The biggest change is at quarterback. Seton-LaSalle's long lineage of great quarterbacks is well documented. But most of the top signal callers from the past two decades were classic drop-back passers. This season, the Rebels have a rare dual-threat player at the position who will add a big wrinkle to the offense. Nolan Abbiatici (6-0, 170, Jr., QB-S) gives the Rebels a running threat at the position to go along with a bevy of other offensive playmakers.
Paris Ford (6-1, 170, Jr., WR-DB) is one of the WPIAL's top talents. One recruiting site has Ford ranked among the top 50 juniors in the country.

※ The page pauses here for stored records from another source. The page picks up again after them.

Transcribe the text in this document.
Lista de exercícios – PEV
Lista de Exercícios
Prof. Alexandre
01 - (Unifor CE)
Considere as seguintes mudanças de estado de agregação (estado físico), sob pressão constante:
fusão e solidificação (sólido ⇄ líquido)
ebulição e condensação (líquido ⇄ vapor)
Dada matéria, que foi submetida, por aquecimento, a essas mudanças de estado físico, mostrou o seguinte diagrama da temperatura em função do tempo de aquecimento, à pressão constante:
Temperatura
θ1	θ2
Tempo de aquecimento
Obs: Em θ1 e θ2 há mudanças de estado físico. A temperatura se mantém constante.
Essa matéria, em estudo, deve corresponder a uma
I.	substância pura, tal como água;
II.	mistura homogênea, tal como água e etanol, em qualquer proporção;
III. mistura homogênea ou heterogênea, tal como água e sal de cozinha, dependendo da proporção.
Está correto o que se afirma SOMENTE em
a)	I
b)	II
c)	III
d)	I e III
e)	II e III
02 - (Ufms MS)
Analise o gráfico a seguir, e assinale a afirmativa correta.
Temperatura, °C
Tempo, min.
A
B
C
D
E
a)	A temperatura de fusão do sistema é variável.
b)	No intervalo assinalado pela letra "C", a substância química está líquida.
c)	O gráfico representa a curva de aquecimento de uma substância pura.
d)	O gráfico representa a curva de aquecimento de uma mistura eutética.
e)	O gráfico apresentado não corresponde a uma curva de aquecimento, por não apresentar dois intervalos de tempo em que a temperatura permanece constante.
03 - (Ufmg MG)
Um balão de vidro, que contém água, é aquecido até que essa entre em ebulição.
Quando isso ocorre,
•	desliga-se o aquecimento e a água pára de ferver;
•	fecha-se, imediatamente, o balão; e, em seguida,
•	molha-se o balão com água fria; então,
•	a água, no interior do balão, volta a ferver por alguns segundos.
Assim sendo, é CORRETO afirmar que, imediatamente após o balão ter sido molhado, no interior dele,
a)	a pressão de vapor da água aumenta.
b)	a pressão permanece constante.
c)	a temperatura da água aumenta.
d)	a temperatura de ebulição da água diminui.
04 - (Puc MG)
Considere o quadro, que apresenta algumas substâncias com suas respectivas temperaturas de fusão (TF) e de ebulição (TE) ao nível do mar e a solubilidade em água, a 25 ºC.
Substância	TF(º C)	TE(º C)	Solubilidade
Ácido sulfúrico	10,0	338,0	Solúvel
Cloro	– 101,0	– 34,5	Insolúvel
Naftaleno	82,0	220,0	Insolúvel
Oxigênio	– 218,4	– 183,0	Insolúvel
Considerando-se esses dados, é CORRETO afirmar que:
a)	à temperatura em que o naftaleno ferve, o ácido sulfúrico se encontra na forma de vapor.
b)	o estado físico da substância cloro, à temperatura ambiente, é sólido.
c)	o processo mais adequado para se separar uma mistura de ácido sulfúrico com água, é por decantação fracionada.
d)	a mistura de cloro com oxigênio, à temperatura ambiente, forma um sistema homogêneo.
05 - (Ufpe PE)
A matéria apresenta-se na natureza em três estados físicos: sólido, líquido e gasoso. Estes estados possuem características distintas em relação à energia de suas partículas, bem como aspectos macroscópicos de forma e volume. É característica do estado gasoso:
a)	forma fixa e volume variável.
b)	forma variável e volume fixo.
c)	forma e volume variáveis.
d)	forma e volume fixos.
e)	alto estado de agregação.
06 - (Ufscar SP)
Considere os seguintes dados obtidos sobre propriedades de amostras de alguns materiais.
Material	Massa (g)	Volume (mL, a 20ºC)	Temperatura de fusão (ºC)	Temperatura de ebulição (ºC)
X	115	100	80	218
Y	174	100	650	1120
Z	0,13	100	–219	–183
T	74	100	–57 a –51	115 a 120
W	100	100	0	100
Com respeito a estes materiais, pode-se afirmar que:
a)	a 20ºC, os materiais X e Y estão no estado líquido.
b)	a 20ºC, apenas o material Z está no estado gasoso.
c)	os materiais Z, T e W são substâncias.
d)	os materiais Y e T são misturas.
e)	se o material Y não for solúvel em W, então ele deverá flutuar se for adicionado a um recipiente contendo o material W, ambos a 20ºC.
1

As a sophomore, Ford had 34 receptions for 529 yards and 10 touchdowns. Nico Popa (5-10, 170, Sr., WR-DB), a Pitt baseball recruit, and Bill O'Malley (6-4, 230, Sr., TE-LB) are two other excellent receivers. When the Rebels run the ball, Liam Sweeney (6-2, 205, Sr., FB-LB) and Lionel Deanes (5-6, 170, So., RB-DB) will get the bulk of the carries.
Pat Monroe and his coaching staff begin the season with a roster about as green as the turf and grass they'll play on this fall. Monroe welcomes the challenge of fielding a lineup that has only a handful of returning starters.
"I think this is a unique situation," said Monroe, who is in his eighth season. "It's a great experience for us as coaches. We're enjoying every aspect of it because you have to prepare these guys. None of your opponents are going to wait for you. They're going to have to learn things on the fly."
No current player scored more than one touchdown last season, but Brenden Forrester (5-10, 195, Sr., RB) is the best bet to exceed that total the most. Forrester is also a returning starter at linebacker. The Gladiators lost running back Curtis Moore (914 yards, 15 touchdowns) to graduation. Alex Morgan (6-1, 280, Sr., OT) is back, as are three other returning starters on defense — Ian Naspinski (5-11, 290, Jr., DL), Jonathan Mayernik (6-2, 195, Sr., DB) and Tyler Hinerman (5-11, 175, Jr., DB).